The raises were bigger when counting perks like stock awards. Seu’s total compensation jumped to $5.4 million for 2023 from $3.1 million in 2022, the proxy statement says. Kimura earned $2.1 million in 2023 compared to $1.5 million the previous year.
The compensation packages were established by HEI’s board of directors, which didn't consider wildfire mitigation or prevention when setting performance metrics. In fact, the board's compensation policies and practices entitled senior executives to more compensation in 2023 than they ended up taking home.
"For HEI and Utility management, safety, reliability, customer satisfaction and advancing our Utility’s transformation to increased renewable energy have been key goals of annual performance-based compensation for some time," the company's proxy statement explains.

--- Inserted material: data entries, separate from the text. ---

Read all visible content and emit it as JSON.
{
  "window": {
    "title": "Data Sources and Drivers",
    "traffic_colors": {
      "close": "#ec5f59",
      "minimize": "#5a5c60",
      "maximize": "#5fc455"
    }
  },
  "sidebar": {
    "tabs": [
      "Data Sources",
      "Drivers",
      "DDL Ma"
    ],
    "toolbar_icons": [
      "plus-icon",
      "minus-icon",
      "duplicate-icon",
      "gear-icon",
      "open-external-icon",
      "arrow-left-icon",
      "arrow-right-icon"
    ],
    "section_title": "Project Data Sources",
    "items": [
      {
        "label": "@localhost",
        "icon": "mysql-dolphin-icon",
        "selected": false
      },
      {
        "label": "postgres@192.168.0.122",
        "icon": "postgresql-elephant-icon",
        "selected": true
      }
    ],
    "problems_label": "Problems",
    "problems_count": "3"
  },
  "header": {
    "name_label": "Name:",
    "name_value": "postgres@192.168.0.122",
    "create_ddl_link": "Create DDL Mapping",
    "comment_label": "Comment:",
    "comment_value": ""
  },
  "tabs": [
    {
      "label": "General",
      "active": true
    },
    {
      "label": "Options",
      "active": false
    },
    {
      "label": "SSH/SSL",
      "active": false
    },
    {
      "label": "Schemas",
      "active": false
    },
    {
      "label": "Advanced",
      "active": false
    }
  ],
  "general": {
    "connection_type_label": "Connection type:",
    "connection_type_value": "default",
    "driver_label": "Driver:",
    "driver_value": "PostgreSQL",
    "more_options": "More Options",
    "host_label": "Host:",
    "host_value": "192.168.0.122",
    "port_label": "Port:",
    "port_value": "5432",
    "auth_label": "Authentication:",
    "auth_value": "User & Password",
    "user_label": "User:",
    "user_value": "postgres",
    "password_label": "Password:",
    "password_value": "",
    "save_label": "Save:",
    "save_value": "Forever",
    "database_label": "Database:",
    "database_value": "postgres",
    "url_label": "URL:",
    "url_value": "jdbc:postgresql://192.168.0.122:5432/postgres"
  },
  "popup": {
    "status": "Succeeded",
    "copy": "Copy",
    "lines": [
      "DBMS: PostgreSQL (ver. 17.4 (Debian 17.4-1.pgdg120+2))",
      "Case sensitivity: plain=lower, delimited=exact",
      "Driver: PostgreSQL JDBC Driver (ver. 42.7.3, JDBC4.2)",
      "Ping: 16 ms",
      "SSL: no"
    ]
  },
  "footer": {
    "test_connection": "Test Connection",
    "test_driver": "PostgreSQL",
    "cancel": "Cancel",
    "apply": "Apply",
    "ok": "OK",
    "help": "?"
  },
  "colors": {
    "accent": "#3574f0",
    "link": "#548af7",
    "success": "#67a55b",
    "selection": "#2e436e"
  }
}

But Kimura and the other key executives agreed to forego incentives in 2023 in light of the fires.
Now the board has decided to add "additional performance metrics for the 2024 annual incentive focused on resilience and safety, including wildfire mitigation and generation reliability." For long-term incentives, the board added metrics "focused on system hardening to enhance public safety and on improving the utility’s credit rating," the company said.
While the board's new interest in tying executive compensation to wildfire prevention might be a bit late, Haan said it wasn’t surprising that shareholders overwhelmingly reelected the directors.
“Regarding the board election, it doesn’t look like any other candidates ran to oppose the board’s nominees,” she said. “So this was an uncontested election.”